CAUSE NO. 3:15-CV-874-CWR-LRA
HINDS COUNTY, MISSISSIPPI;
TYRONE LEWIS; JERRY ARINDER;
BRENDA JONES; JOHNNY JENKINS
DEFENDANTS
ORDER
Before the Court is the plaintiff’s third motion for the undersigned to recuse himself from
this litigation. See Docket Nos. 85, 101, and 103. Her previous motions have been denied. See
Docket No. 87 and Text-Only Order of Sept. 25, 2017.
There are (at least) two problems with her present request. First, it is yet another example
of the plaintiff’s frivolous, vexatious, and abusive litigation practices. See, e.g., Davis v. WalMart Stores, No. 3:14-CV-375-HTW-LRA, Docket No. 115 at 4 (S.D. Miss. Mar. 28, 2016)
(recounting plaintiff’s history as a recreational litigant). Second, a substantial portion of the
motion is plagiarized from other sources. Compare Docket No. 103 at 1-2 with John
Ferejohn, Independent Judges, Dependent Judiciary: Explaining Judicial Independence, 72 S.
Cal. L. Rev. 353, 355 (1999) (“Independence seems to have at least two meanings. . . .”). Both
problems are violations of Davis’s obligations as a litigant in this Court.
“Federal courts have an inherent power to sanction a party or attorney when necessary to
achieve the orderly and expeditious disposition of their dockets.” Terra Partners v. Rabo
Agrifinance, Inc., 504 F. App’x 288, 290 (5th Cir. 2012) (quotation marks and citation omitted).
Federal courts also have broad authority “to deter vexatious, abusive, and harassing litigation.”

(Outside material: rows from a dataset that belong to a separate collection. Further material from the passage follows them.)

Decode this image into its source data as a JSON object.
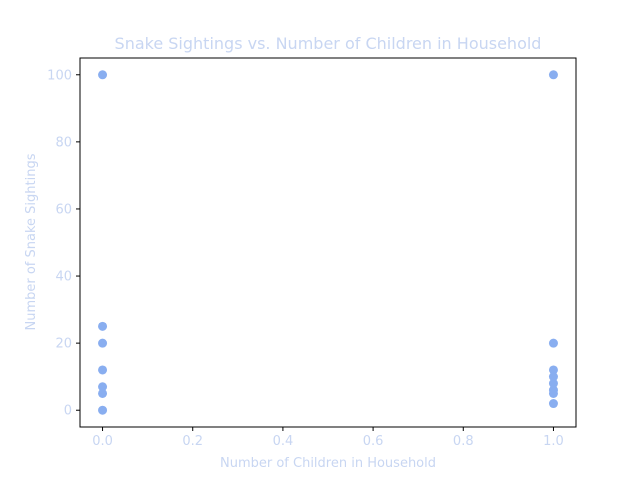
{
  "colors": {
    "text": "#c8d6f2",
    "marker": "#89aef0",
    "axis": "#000000",
    "background": "#ffffff"
  },
  "chart_data": {
    "type": "scatter",
    "title": "Snake Sightings vs. Number of Children in Household",
    "xlabel": "Number of Children in Household",
    "ylabel": "Number of Snake Sightings",
    "xlim": [
      -0.05,
      1.05
    ],
    "ylim": [
      -5,
      105
    ],
    "grid": false,
    "x_ticks": [
      0.0,
      0.2,
      0.4,
      0.6,
      0.8,
      1.0
    ],
    "x_tick_labels": [
      "0.0",
      "0.2",
      "0.4",
      "0.6",
      "0.8",
      "1.0"
    ],
    "y_ticks": [
      0,
      20,
      40,
      60,
      80,
      100
    ],
    "y_tick_labels": [
      "0",
      "20",
      "40",
      "60",
      "80",
      "100"
    ],
    "points": [
      {
        "x": 0,
        "y": 100
      },
      {
        "x": 0,
        "y": 25
      },
      {
        "x": 0,
        "y": 20
      },
      {
        "x": 0,
        "y": 12
      },
      {
        "x": 0,
        "y": 7
      },
      {
        "x": 0,
        "y": 5
      },
      {
        "x": 0,
        "y": 0
      },
      {
        "x": 1,
        "y": 100
      },
      {
        "x": 1,
        "y": 20
      },
      {
        "x": 1,
        "y": 12
      },
      {
        "x": 1,
        "y": 10
      },
      {
        "x": 1,
        "y": 8
      },
      {
        "x": 1,
        "y": 6
      },
      {
        "x": 1,
        "y": 5
      },
      {
        "x": 1,
        "y": 2
      }
    ]
  }
}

Baum v. Blue Moon Ventures, LLC, 513 F.3d 181, 187 (5th Cir. 2008) (citations omitted). It was
just last month, in fact, that the plaintiff was warned about her pattern of vexatious litigation and
its potential consequences:
[T]the Court would urge Davis to proceed with caution. In this or any other case,
should a judge make findings that Davis has engaged in vexatious litigation or acted
in bad faith, the judge may (among many other potential sanctions) issue an Order
requiring Davis to receive prior court approval before filing any new lawsuit in this
district. See Prewitt v. Alexander, 173 F.R.D. 438, 442-44 (N.D. Miss. 1996). One
hopes we need not reach that point.
Docket No. 100 at 2. That she renewed her motion for recusal suggests that she did not take this
warning to heart.
“Raising a patently frivolous legal argument and threatening continued meritless
litigation is the definition of bad faith.” Terra Partners, 504 F. App’x at 290. The Court finds
that the plaintiff’s third motion for recusal is frivolous and filed in bad faith.1 To be clear, any
future filing found to be frivolous will earn the plaintiff a monetary sanction or such other
sanction, including dismissal of this action, that the Court deems appropriate.
The motion is denied.
SO ORDERED, this the 25th day of October, 2017.
s/ Carlton W. Reeves
UNITED STATES DISTRICT JUDGE
1
The plaintiff’s pro se status “offers [her] no impenetrable shield, for one acting pro se has no license to harass
others, clog the judicial machinery with meritless litigation, and abuse already overloaded court dockets.” Farguson
v. MBank Houston, N.A., 808 F.2d 358, 359 (5th Cir. 1986).